Joseph had tasked her with what he must have known she wanted all along: a drug to help people forget their trauma. She called it Bliss as a joke at first, but the name quickly stuck among the flock. Montana was not the best place for a lab though, so Lana had to get creative with the components. Jacob had contacts on the dark web who provided the initial lab equipment, most of it used but still sanitary enough. He also managed to secure for Lana the base material for the Bliss, Datura Stramonium and Scopolamine. Both were recognized prescriptions used world wide as stress reducers, which Lana had combined with distilled moonflower.
The final touch was from the henebe nightshade, a flower found in the very region Joseph had tasked Lana with overseeing. It was potent, and tricky to get down to usable dosage, but Lana had finally cracked it after months of work. The work had consumed her, and by the time she had completed the Bliss and gone to Joseph's compound to present it to him, she was stunned by Joseph's new message.

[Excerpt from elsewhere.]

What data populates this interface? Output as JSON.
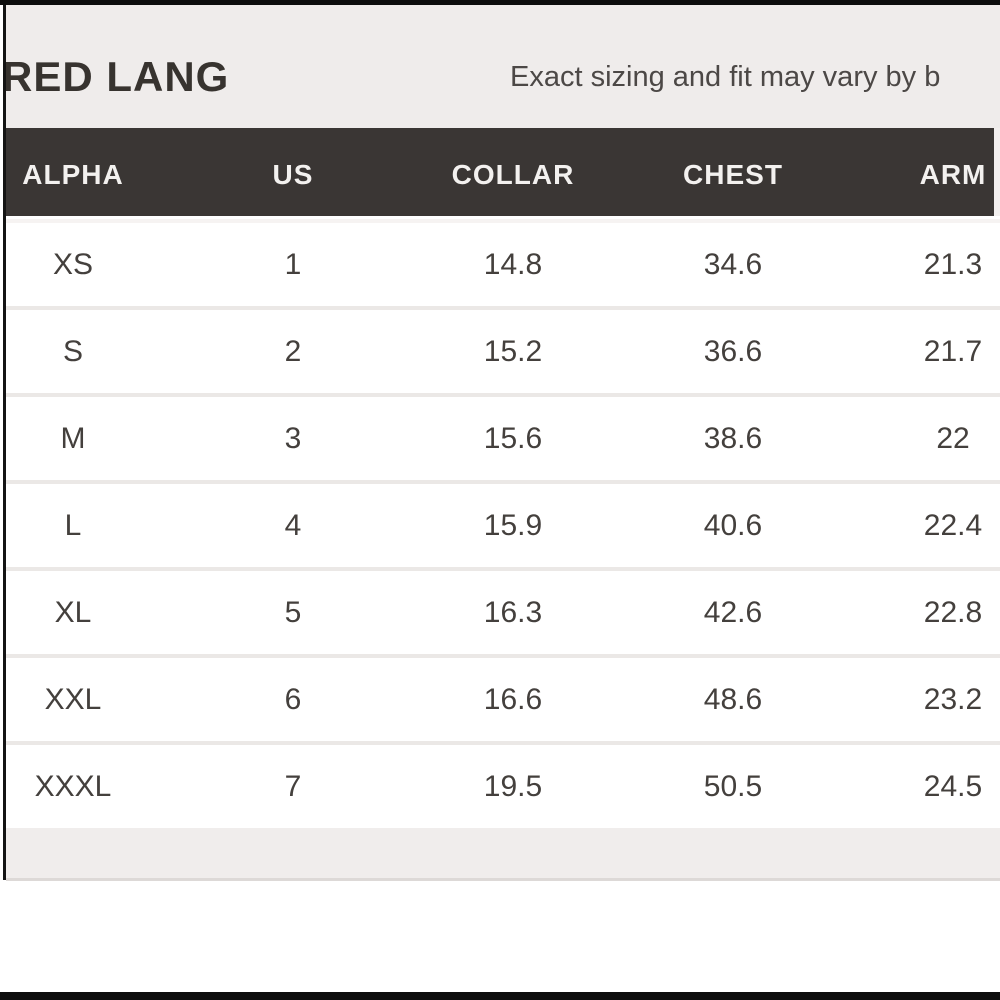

"YOU USED ME!" Lana screamed, saliva flying from her mouth. "You want the Bliss to subjugate the flock!"
"No one is being forced." Joseph replied calmly.

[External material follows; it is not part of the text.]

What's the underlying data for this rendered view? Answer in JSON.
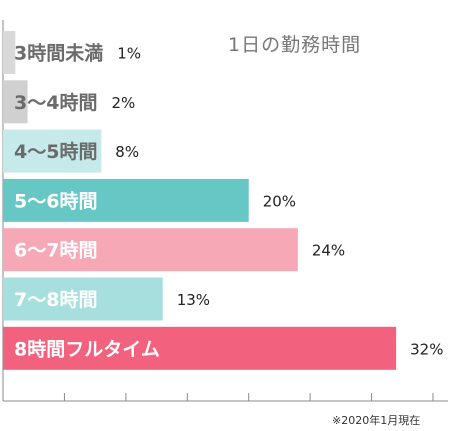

"But they will be! People are fleeing!" Lana retorted, a vindictive smile emerging as she realized she struck a nerve. People were drifting from Joseph's words, turned off by his now apocalyptic message.
"No, they are not fleeing. They have merely become lost."
"Bullshit!" Lana spat. "They are running for their lives! They fear you and your bullshit about a Collapse! You're nothing more than a Jim Jones-"
A swift gut punch and Lana's moment of fury was over. Peter had figured out her notes, her attempts to mislead him having failed. She had only needed another two days. Another two days and she'd have had a truck and could have left. She could have driven back to Georgia. Back to Derek.
Oh God… Derek. He was right. Lana screamed to herself. 'I never got a chance to write back to him. To tell him, I don't know…'
"You've failed us." Joseph continued, now standing over her. "All of us. And all of humanity." The whole time, Josephs' voice had not deviated from a monotone, but there was an edge as he announced what followed. "The Collapse is coming. And for that, we still need Faith."
A glimmer of hope. Tears were staining the black floor beneath her. Lana could see Joseph's boots in front of her. Perhaps mercy…
"But not your faith."
A scream, a raised hand, a click, and a single shot. Blood splattered, a figure fell backwards, dead, her shiny black hair covered with her own blood and skull.
"Throw her in." The Father declared, to which two of his loyal children did. As the tar from the pits seeps into the women's body, the procession leaves.
Leaving behind their Faith with no ceremony or love or misgivings.